Under the UN Convention against Torture, states are required to investigate and hold perpetrators accountable. Human Rights Watch (HRW) on Tuesday slammed the Obama administration for failing to uphold those responsibilities.

"They are in violation of the convention," Laura Pitter, HRW's senior national security council, told DW. "They claim that they've investigated, but it has to be thorough and credible and it wasn't. There's no doubt about that."

Two days after being sworn into office, President Obama signed an executive order rescinding the Bush-era program known euphemistically as "enhanced interrogation" and reaffirmed the US commitment to the UN Convention against Torture.

The White House commissioned John Durham, an assistant US attorney in Connecticut, to investigate whether the interrogation program had violated federal law. After reviewing the cases of 101 CIA detainees, including two who died in US custody, the Justice Department closed the Durham investigation without filing criminal charges.

Attorney General Eric Holder said the "admissible evidence would not be sufficient to obtain and sustain a conviction beyond a reasonable doubt." But according to Pitter, the Durham investigation was flawed. There's no evidence the Justice Department even interviewed the CIA detainees, she said.

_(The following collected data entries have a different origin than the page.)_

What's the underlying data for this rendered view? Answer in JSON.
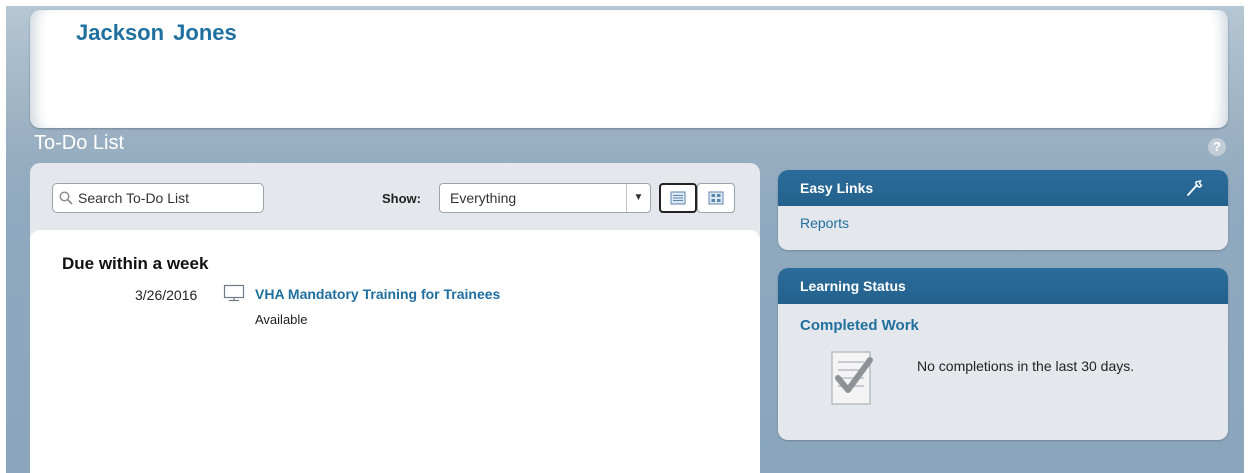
{
  "header": {
    "user_name": "Jackson  Jones"
  },
  "section": {
    "title": "To-Do List",
    "help_label": "?"
  },
  "toolbar": {
    "search_placeholder": "Search To-Do List",
    "show_label": "Show:",
    "show_selected": "Everything"
  },
  "todo": {
    "group_heading": "Due within a week",
    "items": [
      {
        "date": "3/26/2016",
        "title": "VHA Mandatory Training for Trainees",
        "status": "Available",
        "icon": "monitor-icon"
      }
    ]
  },
  "easy_links": {
    "title": "Easy Links",
    "links": [
      "Reports"
    ]
  },
  "learning_status": {
    "title": "Learning Status",
    "subheading": "Completed Work",
    "message": "No completions in the last 30 days."
  },
  "colors": {
    "accent_link": "#1f6f9f",
    "widget_header": "#24618d",
    "page_bg": "#8aa5bc"
  }
}
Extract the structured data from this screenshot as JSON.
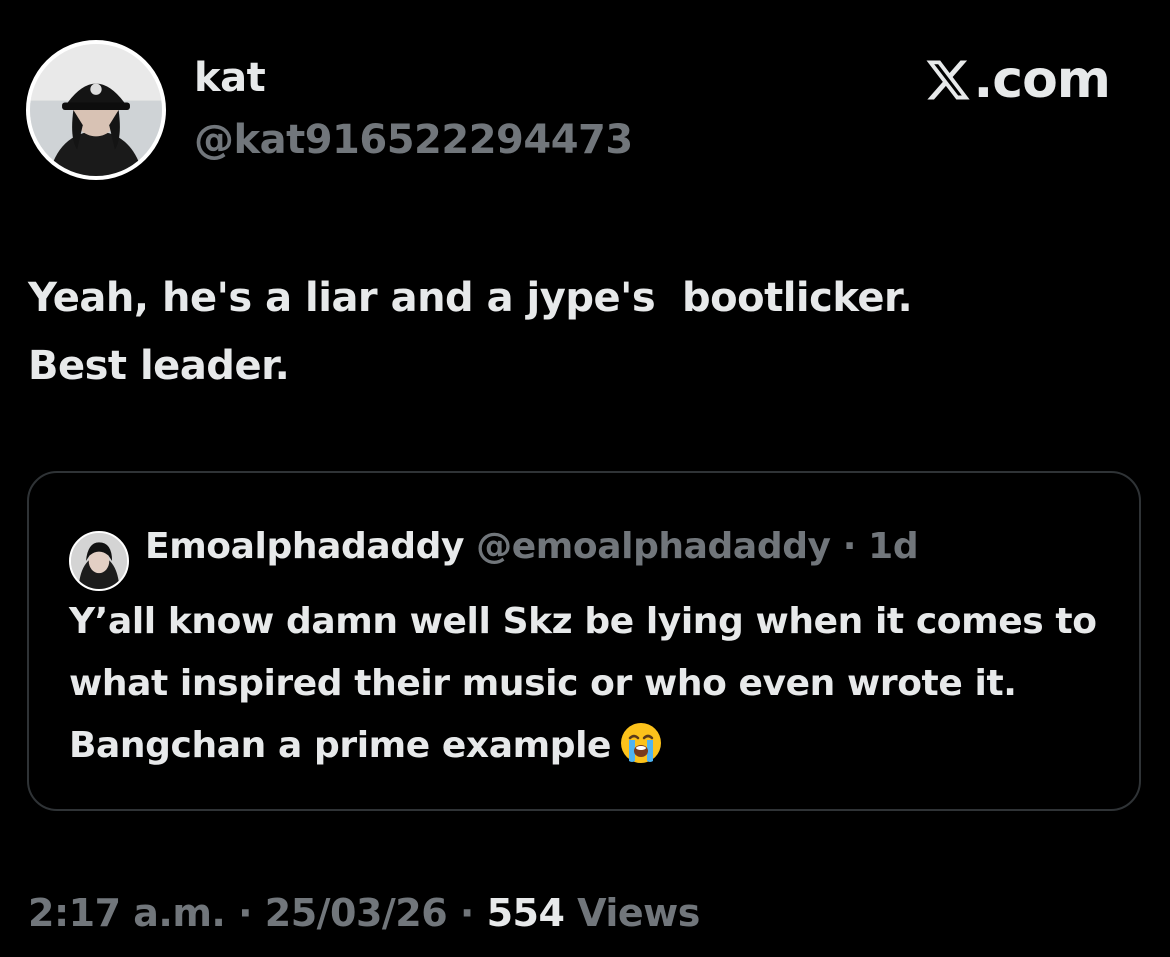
{
  "author": {
    "display_name": "kat",
    "handle": "@kat916522294473"
  },
  "brand": {
    "logo_text": ".com",
    "logo_icon": "x-logo-icon"
  },
  "tweet": {
    "text_line1": "Yeah, he's a liar and a jype's  bootlicker.",
    "text_line2": "Best leader."
  },
  "quoted_tweet": {
    "display_name": "Emoalphadaddy",
    "handle": "@emoalphadaddy",
    "separator": " · ",
    "time": "1d",
    "text": "Y’all know damn well Skz be lying when it comes to what inspired their music or who even wrote it. Bangchan a prime example",
    "emoji": "loudly-crying-face-icon"
  },
  "footer": {
    "time": "2:17 a.m.",
    "sep1": " · ",
    "date": "25/03/26",
    "sep2": " · ",
    "views_count": "554",
    "views_label": " Views"
  },
  "colors": {
    "background": "#000000",
    "primary_text": "#e7e9ea",
    "secondary_text": "#71767b",
    "border": "#2f3336"
  }
}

"Any prosecutor worth a grain of salt will tell you that it's not okay to conduct a criminal investigation without speaking to the victims of the crimes," Pitter told DW.

'Never follow an unlawful order'

In a report titled "No More Excuses," HRW on Tuesday called for the Obama administration to appoint a special prosecutor and conduct a "thorough, independent and credible criminal investigation" into the Bush-era CIA rendition, detention and interrogation program. Joseph Wippl, a 30-year veteran of the CIA, says he doesn't believe there will be prosecutions.

Donald Trump
Leading Republican presidential campaigners have defended the use of torture this year

"The reason is because all the things that were done, were done under the legal blessing of the Department of Justice," Wippl, now a professor at Boston University, told DW. "Nothing that was done was illegal according to the law at that time. That's why nobody will ever be prosecuted for torture."

The Justice Department under President George W. Bush wrote a series of memos in the aftermath of the September 11, 2001 terrorist attacks sanctioning so-called "enhanced interrogation" techniques such as waterboarding.

According to Pitter, the lead author of the HRW report, "enhanced interrogation" amounts to torture regardless of what the memos say and is therefore illegal under both US and international law.

"You should never follow a clearly unlawful order," Pitter said, while acknowledging that from a practical standpoint, officials who acted within the parameters of the memos are harder to prosecute.

'What happened to the Enlightenment?'

The 2014 Senate report revealed, however, that CIA interrogators went beyond even the Bush administration's guidelines. According to the Senate report, at least five detainees were subject to rectal feeding and some were forced to stand without sleep on broken limbs for days.

Even John Yoo, former deputy assistant attorney general and a principal author of the memos, said in a 2014 CNN interview that subjecting detainees to such treatment would be illegal.

"If these things happened as they are described in the report....those were not authorized by the Justice Department," Yoo said. "They were not supposed to be done, and those people who did those are at risk legally because they were acting outside their orders."

According to Pitter, "There's a mountain of evidence and the defense is not strong" for those "who exceeded the authorization that did exist." Human Rights Watch has also called for Yoo and other high-ranking officials who created the program to be investigated for conspiracy to torture.

In the US, the public debate over torture has not been settled. Several Republican presidential candidates - Jeb Bush, Ben Carson, Donald Trump and Carly Fiorina - have defended waterboarding terrorism suspects. According to a 2014 Washington Post-ABC News poll, 58 percent of Americans believe torturing suspected terrorists can be justified "often" or "sometimes."

"What happened to the Enlightenment?" Wippl asked. "Frederick the Great abolished torture in the 18th century."